Saved from middle school hell!

Filed under: Treats — posted by Breakup Girl @ 2:35 pm

Ah, middle school. The hellish crucible of hormones, homework, and heartache. (It’s not fun like high school, where everyone’s always bursting into song.) So here’s the book I wish I’d had stashed in my locker: Worst-Case Scenario Survival Handbook, The: Middle School (Worst Case Scenario Junior Editions) (co-written by FOBG Ben Winters). Sure coulda used it, say, at eighth-grade “prom,” when my zipper broke up with my dress shortly before my “date” broke up with me.

What about you? Any real-life middle school worst-case scenarios you care to share?


  1. One of many hellish experiences: In seventh grade, towards the beginning of the year, the class president took me aside into the locker room (I knew this would be Very Bad right then), made me promise not to cry, then told me I disgusted the entire class, and to keep out of sight — take the back stairs, don’t get to class early, or linger afterwards, or even go to lunch, and of course, don’t speak to anyone. Ever. Then she threatened me not to tell anyone. (Or else.) And it was all downhill from there until I went away to boarding school. I’m still scarred.

    Comment by Honore — April 22, 2009 @ 2:51 pm

  2. This didn’t happen to me but a gal in 7th grade named Adina used to wear her hair in two braids. She was very sweet and studios and somewhat quiet. There was another girl named Cindy. She was kind of a tough kid, fairly strong Boston accent, the kind of gal you’d get out of the way for since she might bodycheck you (or so you feared). Anyway, one day (and this is all according to a friend of mine who witnessed it), Cindy was picking on Adina, goading her, but Adina, true to form (and probably very frustratingly to Cindy) would not engage or react to the taunting. Finally Cindy accused, “Who do ya think ya aaarree? Fucking Laura Ingalls?” and then said she was going to jump Adina after school.

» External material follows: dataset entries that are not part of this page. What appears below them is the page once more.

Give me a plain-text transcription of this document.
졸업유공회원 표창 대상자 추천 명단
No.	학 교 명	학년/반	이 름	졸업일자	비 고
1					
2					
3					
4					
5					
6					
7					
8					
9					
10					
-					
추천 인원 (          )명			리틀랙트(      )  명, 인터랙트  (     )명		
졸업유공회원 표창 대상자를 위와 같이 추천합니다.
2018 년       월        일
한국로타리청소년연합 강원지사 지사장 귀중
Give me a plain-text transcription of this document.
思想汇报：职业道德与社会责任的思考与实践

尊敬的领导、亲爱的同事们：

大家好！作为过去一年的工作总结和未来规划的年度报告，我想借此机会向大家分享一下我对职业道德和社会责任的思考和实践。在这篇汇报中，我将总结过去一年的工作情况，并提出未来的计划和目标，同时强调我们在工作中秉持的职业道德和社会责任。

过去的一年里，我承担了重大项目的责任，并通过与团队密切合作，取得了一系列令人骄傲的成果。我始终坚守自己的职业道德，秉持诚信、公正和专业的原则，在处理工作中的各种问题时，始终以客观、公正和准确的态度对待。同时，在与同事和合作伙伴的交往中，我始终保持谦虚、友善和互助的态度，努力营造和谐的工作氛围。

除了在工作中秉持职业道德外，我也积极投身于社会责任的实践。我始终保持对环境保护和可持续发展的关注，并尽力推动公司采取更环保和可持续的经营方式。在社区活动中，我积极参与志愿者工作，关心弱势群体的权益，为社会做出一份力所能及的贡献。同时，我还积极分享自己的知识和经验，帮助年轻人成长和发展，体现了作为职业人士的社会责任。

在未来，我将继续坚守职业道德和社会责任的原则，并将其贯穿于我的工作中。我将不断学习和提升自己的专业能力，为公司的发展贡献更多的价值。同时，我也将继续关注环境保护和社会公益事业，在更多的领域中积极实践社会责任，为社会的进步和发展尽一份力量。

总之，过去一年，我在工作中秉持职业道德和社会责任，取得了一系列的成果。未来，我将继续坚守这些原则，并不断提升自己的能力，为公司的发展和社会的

    Comment by Sara — April 22, 2009 @ 3:00 pm

  3. What about those wonderful new bodies we started getting in middle school? I got my first period during school, but didn’t realize that i had a huge stain on the back of my jeans. So of course, a boy noticed, and practically screamed “Did you WET your PANTS????” across the lunchroom. I spent the rest of the day with my jacket tied around my waist, mortified.